In einer Messe zum Gedenken an den Massenmord durch die osmanische Regierung vor 100 Jahren sagte der Papst am Sonntag im Petersdom, im vergangenen Jahrhundert habe es "drei gewaltige und beispiellose Tragödien" gegeben, die erste, die "weithin als 'erster Völkermord des 20. Jahrhunderts' gilt", habe das armenische Volk getroffen.

Türken sind empört

Er zitierte damit eine Erklärung von Papst Johannes Paul II. und dem armenischen Patriarchen aus dem Jahr 2000. Das türkische Außenministerium kritisierte die Worte des Papstes und bezeichnete sie als "inakzeptabel". Am 24. April 1915 begann die damalige Regierung des Osmanischen Reiches mit der Verhaftung der Armenier. In der Folgezeit fielen nach armenischen Angaben bis zu 1,5 Millionen Angehörige der Minderheit einem Völkermord zum Opfer.

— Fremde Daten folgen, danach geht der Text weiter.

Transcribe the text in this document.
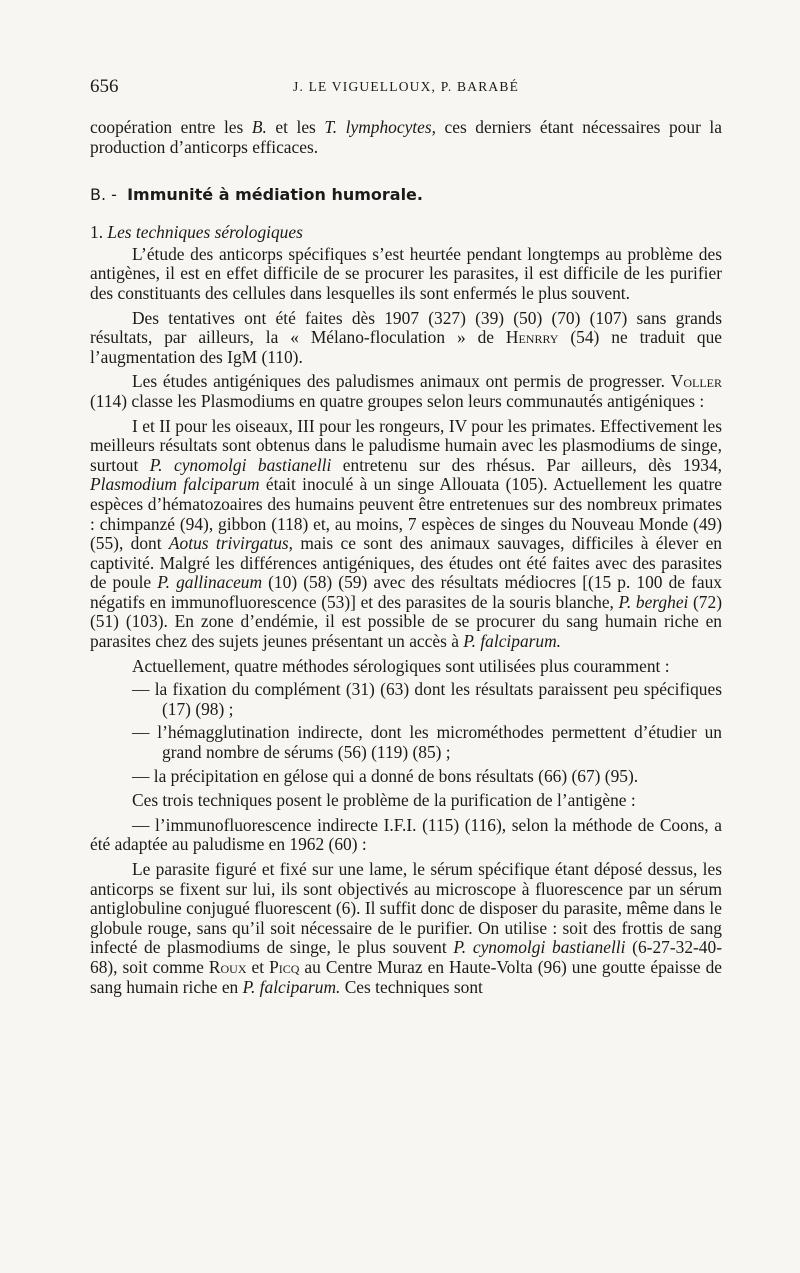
656	J. LE VIGUELLOUX, P. BARABÉ

coopération entre les B. et les T. lymphocytes, ces derniers étant nécessaires pour la production d’anticorps efficaces.

B. - Immunité à médiation humorale.

1. Les techniques sérologiques

L’étude des anticorps spécifiques s’est heurtée pendant longtemps au problème des antigènes, il est en effet difficile de se procurer les parasites, il est difficile de les purifier des constituants des cellules dans lesquelles ils sont enfermés le plus souvent.

Des tentatives ont été faites dès 1907 (327) (39) (50) (70) (107) sans grands résultats, par ailleurs, la « Mélano-floculation » de Henrry (54) ne traduit que l’augmentation des IgM (110).

Les études antigéniques des paludismes animaux ont permis de progresser. Voller (114) classe les Plasmodiums en quatre groupes selon leurs communautés antigéniques :

I et II pour les oiseaux, III pour les rongeurs, IV pour les primates. Effectivement les meilleurs résultats sont obtenus dans le paludisme humain avec les plasmodiums de singe, surtout P. cynomolgi bastianelli entretenu sur des rhésus. Par ailleurs, dès 1934, Plasmodium falciparum était inoculé à un singe Allouata (105). Actuellement les quatre espèces d’hématozoaires des humains peuvent être entretenues sur des nombreux primates : chimpanzé (94), gibbon (118) et, au moins, 7 espèces de singes du Nouveau Monde (49) (55), dont Aotus trivirgatus, mais ce sont des animaux sauvages, difficiles à élever en captivité. Malgré les différences antigéniques, des études ont été faites avec des parasites de poule P. gallinaceum (10) (58) (59) avec des résultats médiocres [(15 p. 100 de faux négatifs en immunofluorescence (53)] et des parasites de la souris blanche, P. berghei (72) (51) (103). En zone d’endémie, il est possible de se procurer du sang humain riche en parasites chez des sujets jeunes présentant un accès à P. falciparum.

Actuellement, quatre méthodes sérologiques sont utilisées plus couramment :

— la fixation du complément (31) (63) dont les résultats paraissent peu spécifiques (17) (98) ;

— l’hémagglutination indirecte, dont les microméthodes permettent d’étudier un grand nombre de sérums (56) (119) (85) ;

— la précipitation en gélose qui a donné de bons résultats (66) (67) (95).

Ces trois techniques posent le problème de la purification de l’antigène :

— l’immunofluorescence indirecte I.F.I. (115) (116), selon la méthode de Coons, a été adaptée au paludisme en 1962 (60) :

Le parasite figuré et fixé sur une lame, le sérum spécifique étant déposé dessus, les anticorps se fixent sur lui, ils sont objectivés au microscope à fluorescence par un sérum antiglobuline conjugué fluorescent (6). Il suffit donc de disposer du parasite, même dans le globule rouge, sans qu’il soit nécessaire de le purifier. On utilise : soit des frottis de sang infecté de plasmodiums de singe, le plus souvent P. cynomolgi bastianelli (6-27-32-40-68), soit comme Roux et Picq au Centre Muraz en Haute-Volta (96) une goutte épaisse de sang humain riche en P. falciparum. Ces techniques sont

Die Türkei als Rechtsnachfolgerin des Osmanischen Reiches weist diesen Begriff zurück und setzt die Zahl der Opfer deutlich niedriger an. An der Messe im Petersdom nahmen auch der armenische Patriarch Nerses Bedros XIX. (Tarmouni) und der armenische Präsident Serzh Sarksyan teil. Ob der Papst den Begriff Völkermord benutzen würde, war mit besonderer Spannung erwartet worden. Der Papst sagte, für die beiden anderen Völkermorde des 20. Jahrhunderts seien der "Nazismus und Stalinismus" verantwortlich. In jüngerer Vergangenheit habe es aber noch weitere Massenmorde gegeben, etwa in Kambodscha, Ruanda, Burundi und Bosnien. Die Menschheit sei offenbar nicht dazu in der Lage, "dem Vergießen von unschuldigem Blut ein Ende zu setzen", sagte Franziskus.

Nicht das erste Mal

Das türkische Außenministerium warnte den Vatikan davor "Schritte vorzunehmen, die irreparable Konsequenzen für unsere Beziehungen haben könnten." Vom Pontifikat werde erwartet, zum Weltfrieden beizutragen, statt Feindseligkeiten über historische Ereignisse zu schüren, hieß es weiter. Der Vatikan hatte am Sonntag nicht das erste Mal von "Genozid" gesprochen. Im Jahr 2006, als Jorge Mario Bergoglio noch Erzbischof von Buenos Aires war, hatte er die Türkei aufgefordert, die Massaker als "das größte jemals von der ottomanischen Türkei begangene Verbrechen gegen das armenische Volk und die Menschheit insgesamt" anzuerkennen.

Ankara legte daraufhin Beschwerde ein und zitierte den Apostolischen Nuntius ins Außenministerium. Als Franziskus die Gräueltaten an den Armeniern knapp drei Monate nach seinem Amtsantritt als Papst, Anfang Juni 2013, schon einmal als "ersten Genozid des 20. Jahrhunderts" bezeichnete, protestierte die Türkei ebenfalls offiziell. "Absolut inakzeptabel" sei diese Äußerung, hieß es in einer Erklärung des Außenministeriums in Ankara. Wieder wurde der vatikanische Botschafter zu einem Gespräch zitiert. Der Begriff war nicht in einer offiziellen Stellungnahme gefallen, sondern im persönlichen Gespräch mit Nachfahren von Opfern der Vertreibung am Rande einer Privataudienz für Nerses Bedros XIX. (Tarmouni) im Vatikan. Bekannt wurde die Äußerung durch einen Mitschnitt des vatikanischen Fernsehens.